Stability and Character of Zero Field Skyrmionic States in Hybrid Magnetic Multilayer Nanodots

TL;DR

This study demonstrates the stabilization of small, zero-field skyrmions and target skyrmions in hybrid multilayer nanodots, advancing the development of skyrmionic devices for memory and computing applications.

Contribution

The paper introduces a hybrid multilayer platform enabling stable zero-field skyrmions and target skyrmions in nanodots, combining metallic and oxide layers for improved stability and control.

Findings

Zero-field skyrmions as small as 50 nm stabilized in hybrid nanodots.

Skyrmion sizes modulated by CoB thickness and dot size.

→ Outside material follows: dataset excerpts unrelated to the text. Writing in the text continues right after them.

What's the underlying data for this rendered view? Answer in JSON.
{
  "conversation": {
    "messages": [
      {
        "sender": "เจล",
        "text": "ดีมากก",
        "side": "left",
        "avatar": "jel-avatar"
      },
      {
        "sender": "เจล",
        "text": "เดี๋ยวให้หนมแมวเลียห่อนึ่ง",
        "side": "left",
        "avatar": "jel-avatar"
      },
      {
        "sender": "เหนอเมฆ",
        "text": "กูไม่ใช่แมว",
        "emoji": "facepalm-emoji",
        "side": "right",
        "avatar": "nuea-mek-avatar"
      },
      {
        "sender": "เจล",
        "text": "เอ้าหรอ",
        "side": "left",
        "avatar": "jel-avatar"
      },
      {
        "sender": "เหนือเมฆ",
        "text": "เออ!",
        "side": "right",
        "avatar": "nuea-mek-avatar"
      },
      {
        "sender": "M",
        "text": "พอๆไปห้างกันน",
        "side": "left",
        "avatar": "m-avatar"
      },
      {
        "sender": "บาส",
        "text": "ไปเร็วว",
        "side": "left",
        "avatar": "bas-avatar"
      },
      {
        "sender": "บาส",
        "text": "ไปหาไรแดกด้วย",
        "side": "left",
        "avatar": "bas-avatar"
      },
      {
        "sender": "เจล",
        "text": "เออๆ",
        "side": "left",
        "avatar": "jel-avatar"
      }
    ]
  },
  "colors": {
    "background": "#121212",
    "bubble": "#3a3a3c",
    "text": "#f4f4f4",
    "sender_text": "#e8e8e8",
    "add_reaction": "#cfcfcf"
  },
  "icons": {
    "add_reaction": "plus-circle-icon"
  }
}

Observation of higher order 'target' skyrmions in low anisotropy nanodots.

Abstract

Ambient magnetic skyrmions stabilized in multilayer nanostructures are of immense interest due to their relevance to magnetic tunnel junction (MTJ) devices for memory and unconventional computing applications. However, existing skyrmionic nanostructures built using conventional metallic or oxide multilayer nanodots are unable to concurrently fulfill the requirements of nanoscale skyrmion stability and feasibility of all-electrical readout and manipulation. Here, we develop a few-repeat hybrid multilayer platform consisting of metallic [Pt/CoB/Ir]3 and oxide [Pt/CoB/MgO] components that are coupled to evolve together as a single, composite stack. Zero-field (ZF) skyrmions with sizes as small as 50 nm are stabilized in the hybrid multilayer nanodots, which are smoothly modulated by up to 2.5x by varying CoB thickness and dot sizes. Meanwhile, skyrmion multiplets are also stabilized by small bias fields. Crucially, we observe higher order 'target' skyrmions with varying magnetization rotations in moderately-sized, low anisotropy nanodots. These results provide a viable route to realize long-sought skyrmionic MTJ devices and new possibilities for multi-state skyrmionic device concepts.